The Grind of the Creative Process

At its heart creativity is a process; a never-ending, invigorating and heart-breaking process. Creativity has many starts, stops, and pivots. This is exactly why we are passionate about it; for ourselves and for others. It is not reserved for only the artist, designer or craftsperson; everyone has the need and ability to be creative in their own unique practice; to fully engage their mind and body in an act of making. In this post I wanted to share my personal view the creative process. I hope anyone that creates can relate to this process, even if it is not exactly their own. I usually go through roughly four stages of development as I am creating. I believe these stages occur in a “macro” sense over the course of a lifetime, and in a “micro” sense throughout a project or even a single day. I cycle through these stages repeatedly, one round building on the last. It becomes the rhythm of my creative process.

1- Brute Force.

Starting is always difficult for me, others seem to agree that it can the hardest and most intimidating part of the whole process. That is why I find brute force such an effective way to start. Just getting in there and making something happen gets me moving and gives me that much needed momentum. At this point I can run with the vaguest sense of what I want to do without being distracted by control, details, or other's demands. I call it brute force because I am forcing it out of me; I am willing it into being by sheer effort. Criticism is a killer at this stage, especially self criticism. Once I begin to second guess what I am doing or why I am doing it there is no where to go but down. I have to guard myself against myself; just run with whatever I have and trust that something useful will be uncovered.

2- Destruction.

The next stage is the time to be critical. This is where I poke holes, test, and destroy whatever I have made so far. Maybe this is better described as deconstruction, but it certainly can be destructive. This is when I step back, walk away and pick the work and ideas apart. The wisdom and skill to know when and how to enter into this stage is what I think makes a mature and skilled maker. I encourage you to go easy on yourself at first, as you get comfortable in this process you can become ruthless, but give yourself time. You have to stay strong and focused during this stage too. Do not allow yourself to become disheartened. Your critiques and testing should spur you on and challenge you, not shut you down. You might be surprised how close these two things are at times.

3- Rebuilding.

After I have picked my work apart it is time to rebuild. This can be an exciting and obsessive moment. Things start to come together in new and hopefully better ways. This is the stage that the work starts to take on a life of its own changing from my original intention and this is alright. My initial idea or inspiration was just that, an idea; I am wanting to make something real and tangible, something more than an idea and that requires adaptation and transformation. Ideas are cheap and romantic, creation is hard earned. I want to be in control, but hold on loosely. I try to let the material, form and process direct me as much as my original idea.

4- Refinement.

The rebuilding stage flows seamlessly into the refinement stage. I slowly start to dive into smaller and more finite considerations. My piece hopefully starts to come alive with the layers of attention and detail. Fear can start to creep in again at this point because I have put so much work into it at this point; the last thing I want to do is to ruin it by overworking. I had a professor in school that would always encourage us by saying, “It’s looking good. Now don’t screw it up.” And she was right. As a student just learning and exploring what it was to make, I inevitably would go too far and wreck it. But honestly, that’s the point of school and training right? As a student my job was to find those boundaries and learn when to call it quits and sometimes that involves going too far. Knowing when to stop really becomes the defining point of the piece. This decision more than any other determines what the world sees. This crucial skill only comes from experience. And experience comes from bad decisions.
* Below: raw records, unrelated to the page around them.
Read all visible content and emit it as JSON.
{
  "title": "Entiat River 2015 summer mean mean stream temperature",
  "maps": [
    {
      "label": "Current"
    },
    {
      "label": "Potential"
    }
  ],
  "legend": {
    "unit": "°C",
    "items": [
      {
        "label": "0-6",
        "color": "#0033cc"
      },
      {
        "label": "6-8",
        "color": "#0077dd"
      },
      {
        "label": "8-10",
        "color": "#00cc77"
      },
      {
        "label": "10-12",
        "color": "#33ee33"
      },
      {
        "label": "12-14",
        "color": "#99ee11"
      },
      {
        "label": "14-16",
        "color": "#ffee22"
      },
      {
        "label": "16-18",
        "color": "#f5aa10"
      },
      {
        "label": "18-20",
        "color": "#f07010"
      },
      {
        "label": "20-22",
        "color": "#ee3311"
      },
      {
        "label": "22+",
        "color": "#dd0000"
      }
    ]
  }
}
If we walk this road enough times we can become really good, but we shouldn’t think the cycle ever really stops. Nor should we want it to. When I do stop going through this process I usually get bored and know that it is time to move on to something else. And this is fine, great even. I encourage you to find that thing that excites you enough to endure this cycle, because it is tough but in the end it gives us such a rich life; a life capable of cultivating life. And who doesn’t want that?